El teatro de Ana Vallés ha querido ir desvistiéndose de mediaciones escénicas para presentar de manera más directa lo que de real y humano hay en los propios actores, convertidos en personajes de sus propias vidas, aunque para ello haya que utilizar inevitablemente convenciones, aunque utilizadas de forma consciente. El teatro, y sobre todo los procesos de trabajo y convivencia que conducen al resultado último, se revela como un espacio de convivencia entre un grupo de personas a las que de alguna manera se invita a estar allí presentes con todo su mundo vital y personal, con sus experiencias, miedos y emociones, porque todo ello va a ser la materia prima para la creación teatral. La sala de ensayos se convierte en una suerte de mesa de operaciones en la que se va a experimentar en torno al ser humano, representado en este caso por los propios actores, como confluencia esencial de eso que se llama vida, cruce de recuerdos y vivencias, de sueños y obsesiones.

Pero estas «personas», para las que Vallés sustituye la idea de interpretación, de connotaciones más alienantes, por la más personal de actuación, no van a dejar por ello de ser lo que son, esencialmente actores, bailarines y músicos.
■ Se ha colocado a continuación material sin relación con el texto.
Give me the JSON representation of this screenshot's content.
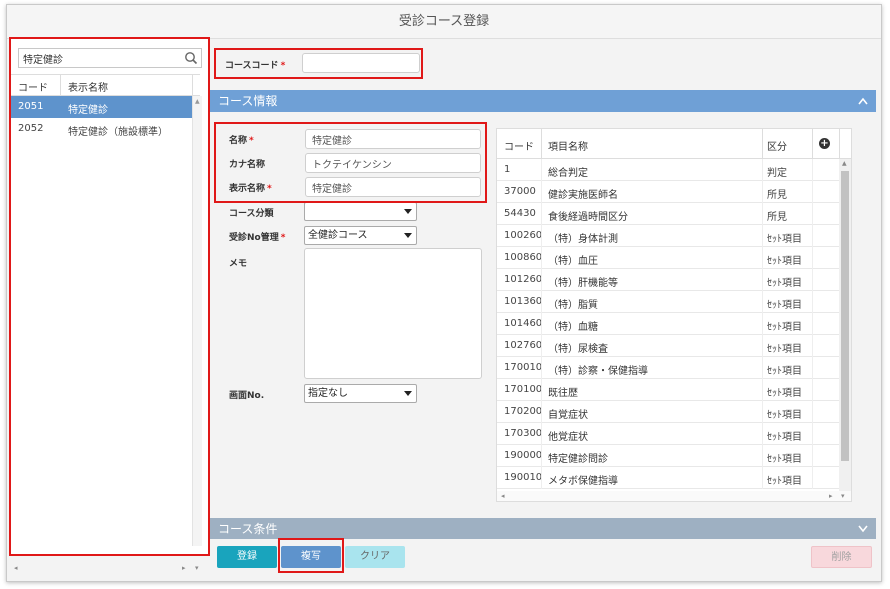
{
  "window": {
    "title": "受診コース登録"
  },
  "left_panel": {
    "search_value": "特定健診",
    "columns": {
      "code": "コード",
      "name": "表示名称"
    },
    "rows": [
      {
        "code": "2051",
        "name": "特定健診",
        "selected": true
      },
      {
        "code": "2052",
        "name": "特定健診（施設標準）",
        "selected": false
      }
    ]
  },
  "course_code": {
    "label": "コースコード",
    "required_mark": "*",
    "value": ""
  },
  "section_info": {
    "title": "コース情報",
    "collapse_glyph": "⌃"
  },
  "form": {
    "name": {
      "label": "名称",
      "required_mark": "*",
      "value": "特定健診"
    },
    "kana": {
      "label": "カナ名称",
      "value": "トクテイケンシン"
    },
    "display_name": {
      "label": "表示名称",
      "required_mark": "*",
      "value": "特定健診"
    },
    "course_class": {
      "label": "コース分類",
      "value": ""
    },
    "no_management": {
      "label": "受診No管理",
      "required_mark": "*",
      "value": "全健診コース"
    },
    "memo": {
      "label": "メモ",
      "value": ""
    },
    "screen_no": {
      "label": "画面No.",
      "value": "指定なし"
    }
  },
  "items_table": {
    "columns": {
      "code": "コード",
      "name": "項目名称",
      "kbn": "区分"
    },
    "rows": [
      {
        "code": "1",
        "name": "総合判定",
        "kbn": "判定"
      },
      {
        "code": "37000",
        "name": "健診実施医師名",
        "kbn": "所見"
      },
      {
        "code": "54430",
        "name": "食後経過時間区分",
        "kbn": "所見"
      },
      {
        "code": "100260",
        "name": "（特）身体計測",
        "kbn": "ｾｯﾄ項目"
      },
      {
        "code": "100860",
        "name": "（特）血圧",
        "kbn": "ｾｯﾄ項目"
      },
      {
        "code": "101260",
        "name": "（特）肝機能等",
        "kbn": "ｾｯﾄ項目"
      },
      {
        "code": "101360",
        "name": "（特）脂質",
        "kbn": "ｾｯﾄ項目"
      },
      {
        "code": "101460",
        "name": "（特）血糖",
        "kbn": "ｾｯﾄ項目"
      },
      {
        "code": "102760",
        "name": "（特）尿検査",
        "kbn": "ｾｯﾄ項目"
      },
      {
        "code": "170010",
        "name": "（特）診察・保健指導",
        "kbn": "ｾｯﾄ項目"
      },
      {
        "code": "170100",
        "name": "既往歴",
        "kbn": "ｾｯﾄ項目"
      },
      {
        "code": "170200",
        "name": "自覚症状",
        "kbn": "ｾｯﾄ項目"
      },
      {
        "code": "170300",
        "name": "他覚症状",
        "kbn": "ｾｯﾄ項目"
      },
      {
        "code": "190000",
        "name": "特定健診問診",
        "kbn": "ｾｯﾄ項目"
      },
      {
        "code": "190010",
        "name": "メタボ保健指導",
        "kbn": "ｾｯﾄ項目"
      }
    ]
  },
  "section_conditions": {
    "title": "コース条件",
    "expand_glyph": "⌄"
  },
  "buttons": {
    "register": "登録",
    "copy": "複写",
    "clear": "クリア",
    "delete": "削除"
  },
  "colors": {
    "accent": "#5e93cc",
    "section_bar": "#6fa0d6",
    "section_bar_collapsed": "#9eb0c2",
    "highlight_box": "#e01818"
  }
}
Recorriendo el camino inverso, de la máscara a la persona, se entronca con el sentido etimológico que este término tenía ya en el teatro griego clásico. Lo fundamental es que durante los ensayos se vayan generando choques y cruces, afinidades y divergencias, que permitan expresar en forma de conflicto lo que hay detrás de unas personas y unas vidas, no solo en función de unos textos que alternan la reflexión filosófica con las anécdotas personales, sino sobre todo en función de unas emociones, de algo que, como queda claramente expresado en el programa de mano de Acto seguido, escapa a las palabras, porque si no fuera así, para qué hacer teatro. Se trata de ver todo lo que un grupo de actores son capaces de comunicar y que va más allá del mensaje inmediato de los textos que están diciendo. El propio texto, como base de un acto de comunicación, de declamación o diálogo, contribuye a menudo más a la creación de esa atmósfera difícil de definir que a la transmisión de un mensaje concreto. En esa corriente de vida (escénica) que se está continuamente escapando de las palabras radica el misterio de la actuación, lo específico del cara a cara que diferencia el teatro de otras artes, y el centro de la investigación del trabajo de Matarile.